Parallel dazu wird dem Wunsch nach einer Reduzierung der maximalen Dienstlängen bei sogenannten geteilten Diensten im Fahrdienst sowie einer Ruhezeit von im Regelfall 11 Stunden zwischen den Diensten nachgekommen. Bei der wöchentlichen Arbeitszeit sieht das Angebot der HOCHBAHN erstmals eine pauschale Reduzierung auf 38,5 Stunden vor.

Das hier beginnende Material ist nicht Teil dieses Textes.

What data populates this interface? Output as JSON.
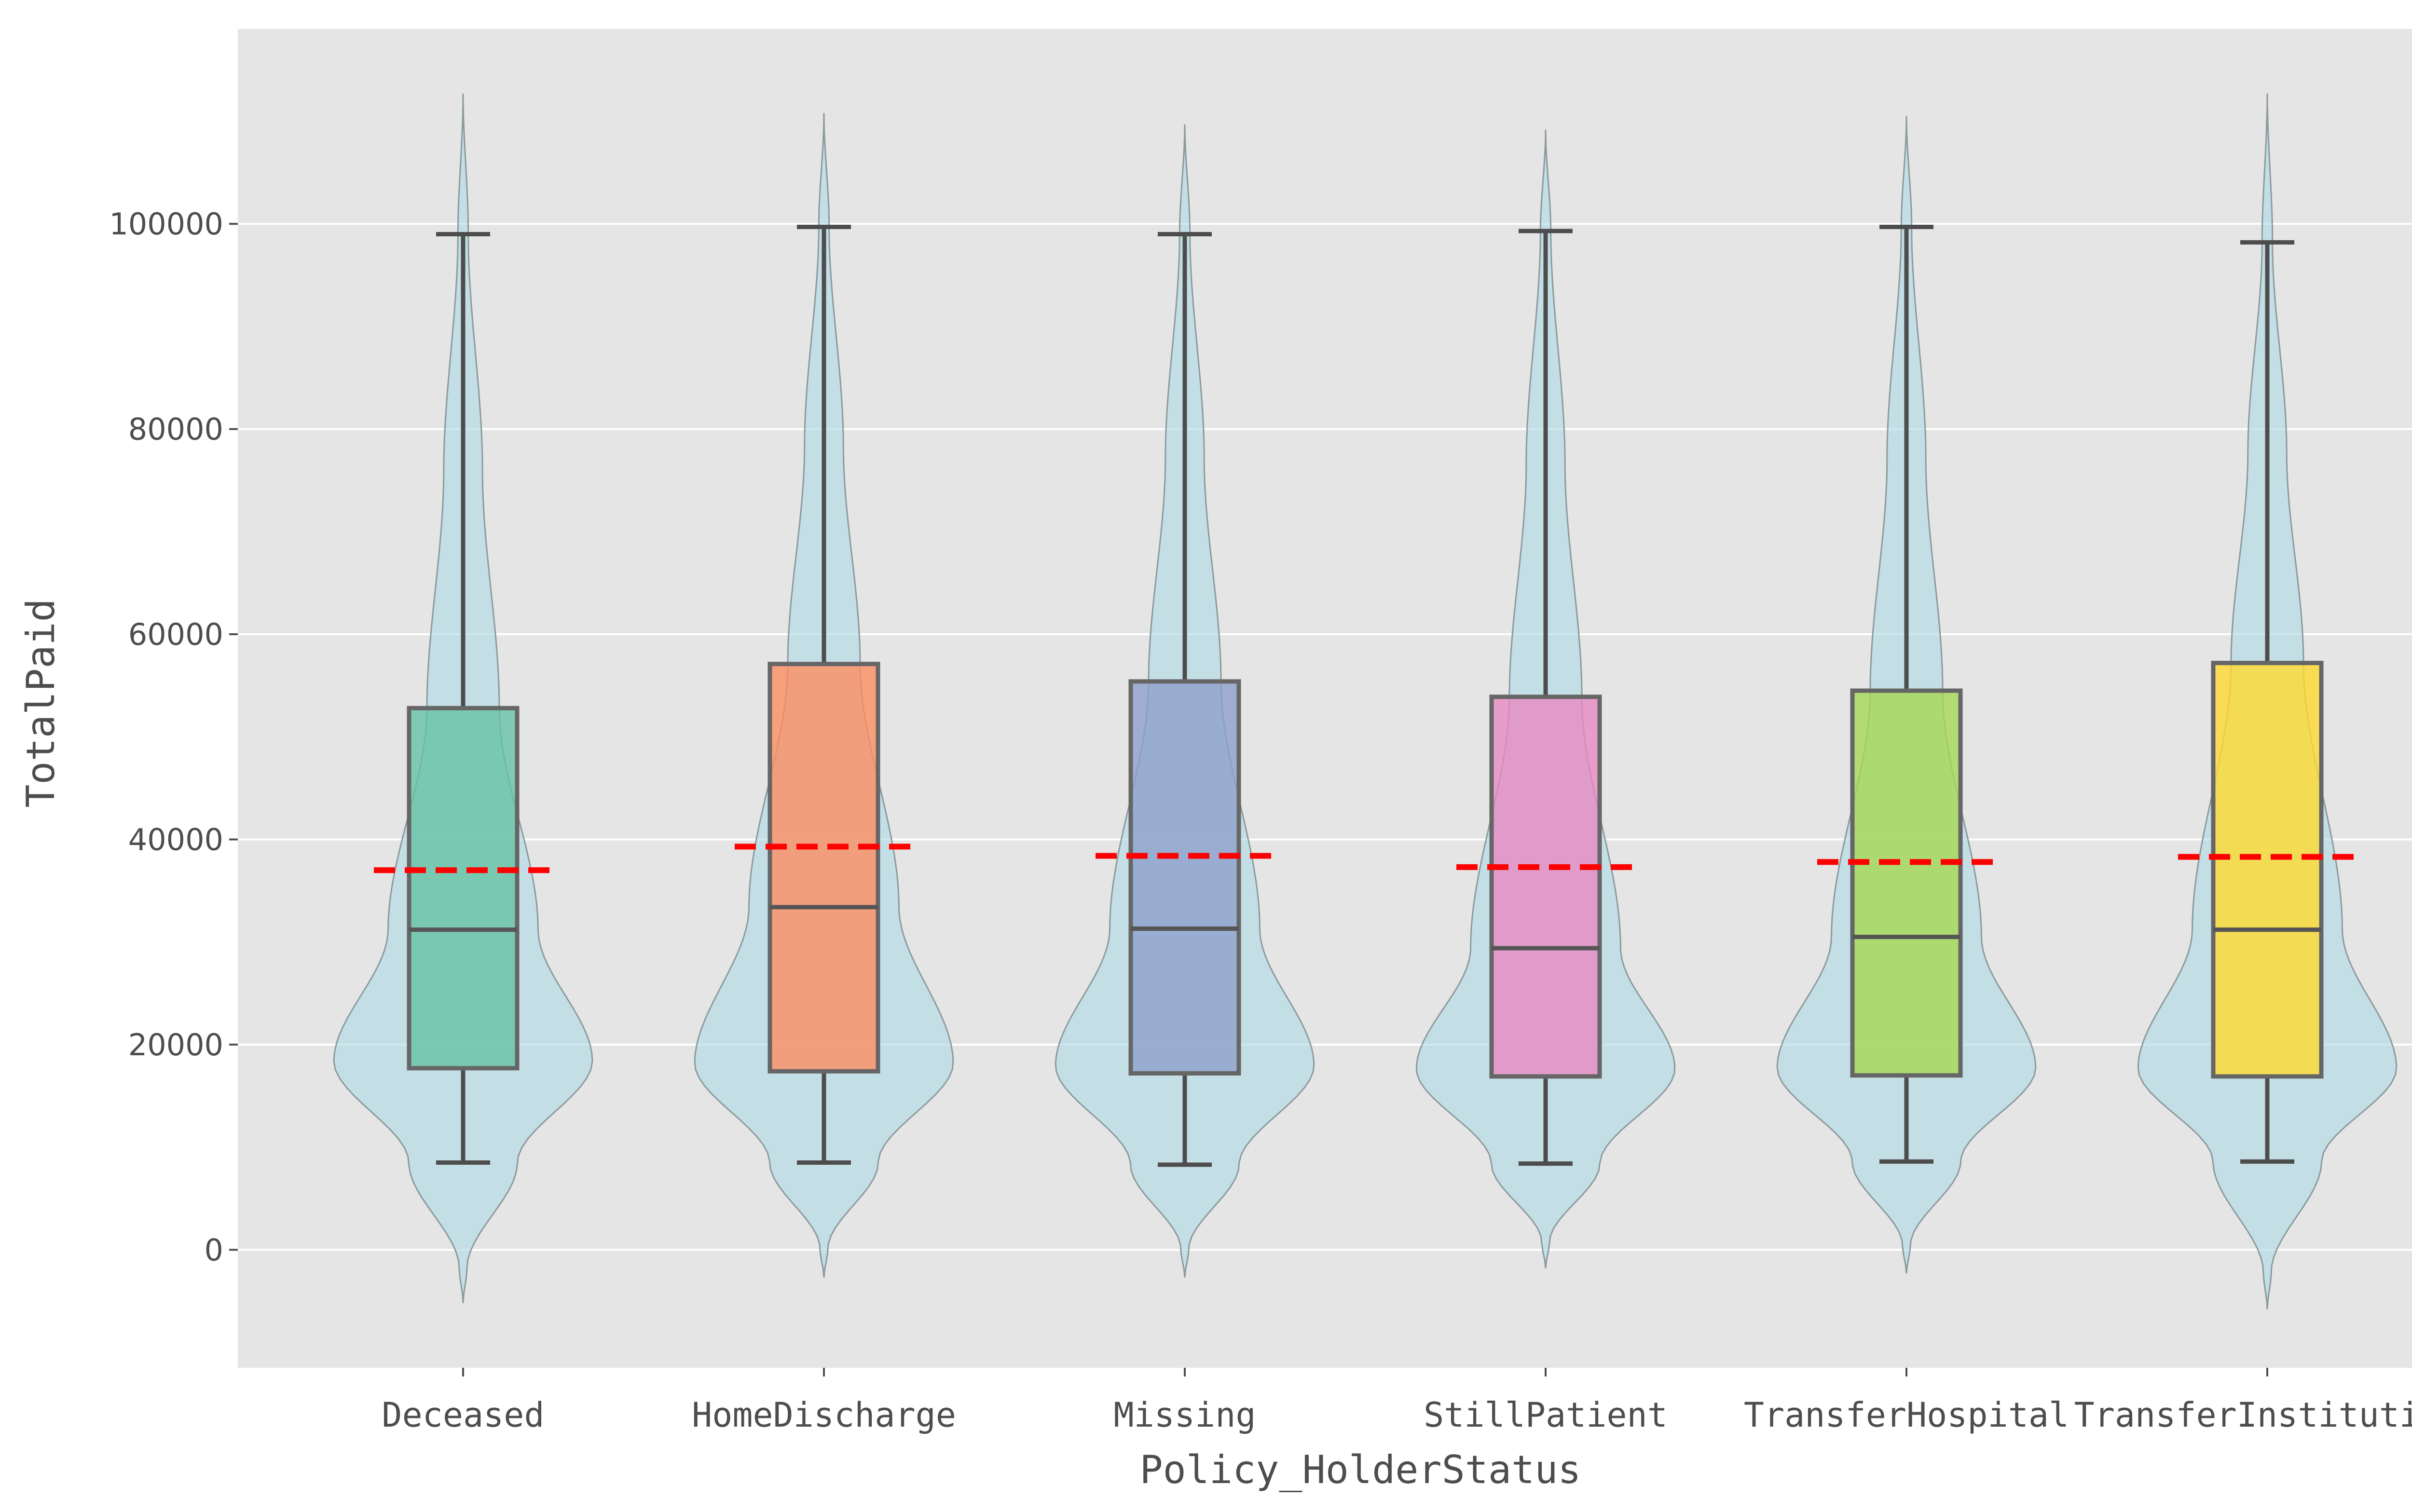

Die Erhöhung der Zulagen für Schichtdienste um bis zu 50 Prozent des jeweiligen Stundenentgelts bleibt Bestandteil des Angebotes, ebenso wie ein zusätzlicher Urlaubstag für alle Mitarbeitenden der HOCHBAHN. Im Einzelnen umfasst das aktuelle Angebot folgende Eckpunkte:

•             Aufstockung des Elterngelds im ersten Monat auf das Nettogehalt

•             zusätzlich zum gesetzlichen Anspruch bis zu fünf voll bezahlte Kind-krank-Tage pro Jahr und Kind

•             Reduzierung der maximalen Dienstlänge auf grundsätzlich 13 Stunden bei geteilten Diensten

•             im Regelfall mindestens 11 Stunden Ruhezeit zwischen den Diensten

•             Reduzierung der wöchentlichen Arbeitszeit auf 38,5 Stunden

•             1 zusätzlicher Urlaubstag für alle

•             24. und 31.12. sollen auch im Betriebsdienst und Wechsel-Schichtdienst als Feiertage gelten

•             bis zu 15 zusätzliche Urlaubstage ab dem 50. Lebensjahr im Fahrdienst, Prüf- und Sicherheitsdienst, den Betriebszentralen und im Handwerk

•             Einführung von Jubiläumsgeld in Höhe von 750 Euro bei 10 Jahren

•             Erhöhung der Zulagen für Schichtdienste um bis zu 50 Prozent, inklusive erstmaliger Zulage für Samstagsarbeit

Saskia Heidenberger, Personalvorständin und Arbeitsdirektorin der HOCHBAHN sowie Verhandlungsführerin der Arbeitgeberseite: „Die Zufriedenheit unserer Fahrerinnen und Fahrer sowie die Entlastung des Schichtdienstes insgesamt bleiben für uns ein zentrales Anliegen. Gleichzeitig möchten wir mit unserem neuen Angebot Mitarbeitende in unterschiedlichen Lebensphasen noch passgenauer unterstützen – so wie zum Beispiel Mütter und Väter. Zu einem Abschluss konnte sich ver.di heute leider erneut nicht entschließen. Daher gehen wir am 7. März in die nächste Verhandlungsrunde und hoffen dort nun auf eine Einigung im Interesse aller Kolleginnen und Kollegen."